Before Albany-Saratoga turns into a housing development, promoter Lyle DeVore should have a Tribute Night for the Ronca family, and pull out all the stops. Put Nick, Don and Rich; their families; their crew members; anyone they want, in the VIP Tower, with good food and free beverages. Let them share a night at the races, out of the dust and the noise, and let them get a good look at what they helped create over the last seven decades.
MORE FROM MALTA
Getting back to victory lane last weekend didn’t come without some hard work for the Ronca team. The week before, Don Ronca had gotten involved in an incident with Jeremy Pitts in the fourth turn, with Ronca hitting the fourth turn wall.

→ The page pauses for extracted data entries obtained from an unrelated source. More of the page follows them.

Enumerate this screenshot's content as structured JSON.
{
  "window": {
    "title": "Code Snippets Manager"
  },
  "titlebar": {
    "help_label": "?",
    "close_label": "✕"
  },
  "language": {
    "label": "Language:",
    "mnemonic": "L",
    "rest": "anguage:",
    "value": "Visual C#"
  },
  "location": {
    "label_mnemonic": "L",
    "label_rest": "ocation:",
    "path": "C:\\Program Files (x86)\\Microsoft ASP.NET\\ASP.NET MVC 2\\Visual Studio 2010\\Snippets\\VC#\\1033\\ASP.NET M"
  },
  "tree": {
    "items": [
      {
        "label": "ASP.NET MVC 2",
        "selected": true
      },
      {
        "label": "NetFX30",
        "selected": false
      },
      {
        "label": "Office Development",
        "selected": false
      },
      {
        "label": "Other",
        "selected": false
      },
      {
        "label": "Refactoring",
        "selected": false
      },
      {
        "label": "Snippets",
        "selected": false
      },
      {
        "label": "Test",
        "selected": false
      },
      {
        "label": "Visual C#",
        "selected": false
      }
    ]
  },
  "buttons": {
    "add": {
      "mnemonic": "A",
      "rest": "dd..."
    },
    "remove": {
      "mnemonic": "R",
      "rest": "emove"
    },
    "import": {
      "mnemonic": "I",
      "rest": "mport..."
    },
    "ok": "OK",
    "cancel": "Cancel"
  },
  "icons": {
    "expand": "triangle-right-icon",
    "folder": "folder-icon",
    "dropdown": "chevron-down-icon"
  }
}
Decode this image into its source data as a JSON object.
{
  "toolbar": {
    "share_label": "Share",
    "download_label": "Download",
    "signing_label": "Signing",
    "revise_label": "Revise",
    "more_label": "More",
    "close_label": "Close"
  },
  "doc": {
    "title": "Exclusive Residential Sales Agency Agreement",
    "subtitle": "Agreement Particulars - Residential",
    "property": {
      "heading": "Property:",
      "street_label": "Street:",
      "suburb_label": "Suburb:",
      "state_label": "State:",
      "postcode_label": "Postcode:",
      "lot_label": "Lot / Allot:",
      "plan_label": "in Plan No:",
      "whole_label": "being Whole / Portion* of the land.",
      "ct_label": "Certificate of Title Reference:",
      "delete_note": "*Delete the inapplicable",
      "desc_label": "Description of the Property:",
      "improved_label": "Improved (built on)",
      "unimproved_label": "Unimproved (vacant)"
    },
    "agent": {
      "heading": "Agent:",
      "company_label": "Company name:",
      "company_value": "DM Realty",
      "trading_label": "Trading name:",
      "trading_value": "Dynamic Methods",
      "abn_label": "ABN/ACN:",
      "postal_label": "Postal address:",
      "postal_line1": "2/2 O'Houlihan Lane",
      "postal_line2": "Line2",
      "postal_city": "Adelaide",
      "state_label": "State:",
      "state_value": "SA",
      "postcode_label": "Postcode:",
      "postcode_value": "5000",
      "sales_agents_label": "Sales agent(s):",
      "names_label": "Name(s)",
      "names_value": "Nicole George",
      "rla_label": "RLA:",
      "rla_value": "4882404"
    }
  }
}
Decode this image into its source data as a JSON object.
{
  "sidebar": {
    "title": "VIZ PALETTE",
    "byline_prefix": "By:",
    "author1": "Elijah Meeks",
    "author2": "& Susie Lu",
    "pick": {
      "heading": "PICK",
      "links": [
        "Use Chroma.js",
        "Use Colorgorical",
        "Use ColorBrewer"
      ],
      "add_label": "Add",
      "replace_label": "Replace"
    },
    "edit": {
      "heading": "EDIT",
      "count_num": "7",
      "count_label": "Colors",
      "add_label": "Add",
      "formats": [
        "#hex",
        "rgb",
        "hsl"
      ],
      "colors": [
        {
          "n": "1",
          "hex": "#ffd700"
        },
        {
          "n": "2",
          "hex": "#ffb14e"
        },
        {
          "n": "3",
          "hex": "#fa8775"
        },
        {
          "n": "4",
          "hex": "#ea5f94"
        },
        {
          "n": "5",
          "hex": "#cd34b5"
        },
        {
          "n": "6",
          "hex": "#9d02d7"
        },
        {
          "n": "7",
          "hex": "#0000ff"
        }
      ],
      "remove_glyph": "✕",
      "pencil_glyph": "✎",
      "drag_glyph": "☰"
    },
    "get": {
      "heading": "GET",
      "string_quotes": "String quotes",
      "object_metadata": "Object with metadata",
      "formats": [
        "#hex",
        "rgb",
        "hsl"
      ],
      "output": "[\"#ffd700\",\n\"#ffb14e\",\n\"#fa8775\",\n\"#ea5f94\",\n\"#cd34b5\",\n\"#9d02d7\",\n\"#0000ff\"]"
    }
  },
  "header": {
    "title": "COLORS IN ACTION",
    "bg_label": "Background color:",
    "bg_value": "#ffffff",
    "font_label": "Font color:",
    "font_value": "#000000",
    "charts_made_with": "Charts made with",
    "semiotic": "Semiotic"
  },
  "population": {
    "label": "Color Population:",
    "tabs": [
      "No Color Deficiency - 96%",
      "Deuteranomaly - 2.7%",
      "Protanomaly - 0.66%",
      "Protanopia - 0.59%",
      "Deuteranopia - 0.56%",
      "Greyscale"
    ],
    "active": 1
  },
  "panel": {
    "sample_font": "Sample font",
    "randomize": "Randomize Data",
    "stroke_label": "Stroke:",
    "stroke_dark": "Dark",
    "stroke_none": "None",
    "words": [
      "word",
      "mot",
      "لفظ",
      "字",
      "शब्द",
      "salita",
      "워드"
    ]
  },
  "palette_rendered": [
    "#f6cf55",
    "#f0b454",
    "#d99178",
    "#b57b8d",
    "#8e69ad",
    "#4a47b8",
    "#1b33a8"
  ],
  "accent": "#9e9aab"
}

“We had to replace the entire front clip,” said Don after his win last Friday. “My father, who works on the car all year long, he was in there every day two weeks ago, grinding away on the front end. It was a lot of hard work, we had to take the motor out and everything, but we had the car ready to race last Friday, before we rained out.”
And Rich Ronca is still a big part of his brother’s team. “He does the suspension and the shocks for me,” said Don.
Don admitted that he started to get nervous in the closing laps last Friday. “I didn’t want to start counting them down,” he said. “I didn’t want to get ahead of myself. I’ve lost these things on the last lap before.
“This is a big deal for the whole team,” he said. “We really needed this.”
Speaking of Pitts, he didn’t have a car in the pits last Friday, after blowing his motor in the feature on May 31. But he still played a big part in a victory.
“My crew chief Jeremy Pitts told me the car would roll through the middle,” said Chad Gregory after his second career Limited Sportsman victory. “I was just biding my time, and I knew I had to be smooth on the bottom. When I moved to the middle, it stuck.”
Gregory, the man behind the Next Generation Roofing Team, had to wait over a year before getting his second career win.
“I thought it would be a lot easier this year,” he admitted. “It’s super hard to win here.”
It isn’t often that Kim Duell is towed into the pits during hot laps, but there he was, on the hook, without a right front wheel, the victim of a broken hub, last Friday.
“We damaged the left front in that incident two weeks ago, but we didn’t really think anything on the right got hurt,” he said. “I even looked at it tonight, but I didn’t pull the hub off. I just looked at it. Lesson learned.”
AROUND THE TRACKS
Two-time Albany-Saratoga Speedway champion Marc Johnson recorded the biggest win of his career last Sunday, winning the top prize of $10,000 at the Slate Valley 50 at Devil’s Bowl. If I’m not mistaken, his biggest previous payday was the $6,000 he won in the Stampede at ‘Toga Short Track Super Series race at Malta in 2018.
Congratulations to Tim Hartman Jr. for breaking the record for consecutive sportsman wins at Lebanon Valley Speedway. Hartman Jr.’s win last Saturday was his seventh straight in 2024, and ninth overall.
Stewart Friesen swept the twin features at Fonda last Saturday, pushing his career win total to 401.
Airborne Park ran its first Saturday night show of the season last week, with Joey Scarborough getting the sportsman win. Running on Saturday proved to be a popular idea, as 33 cars started the feature.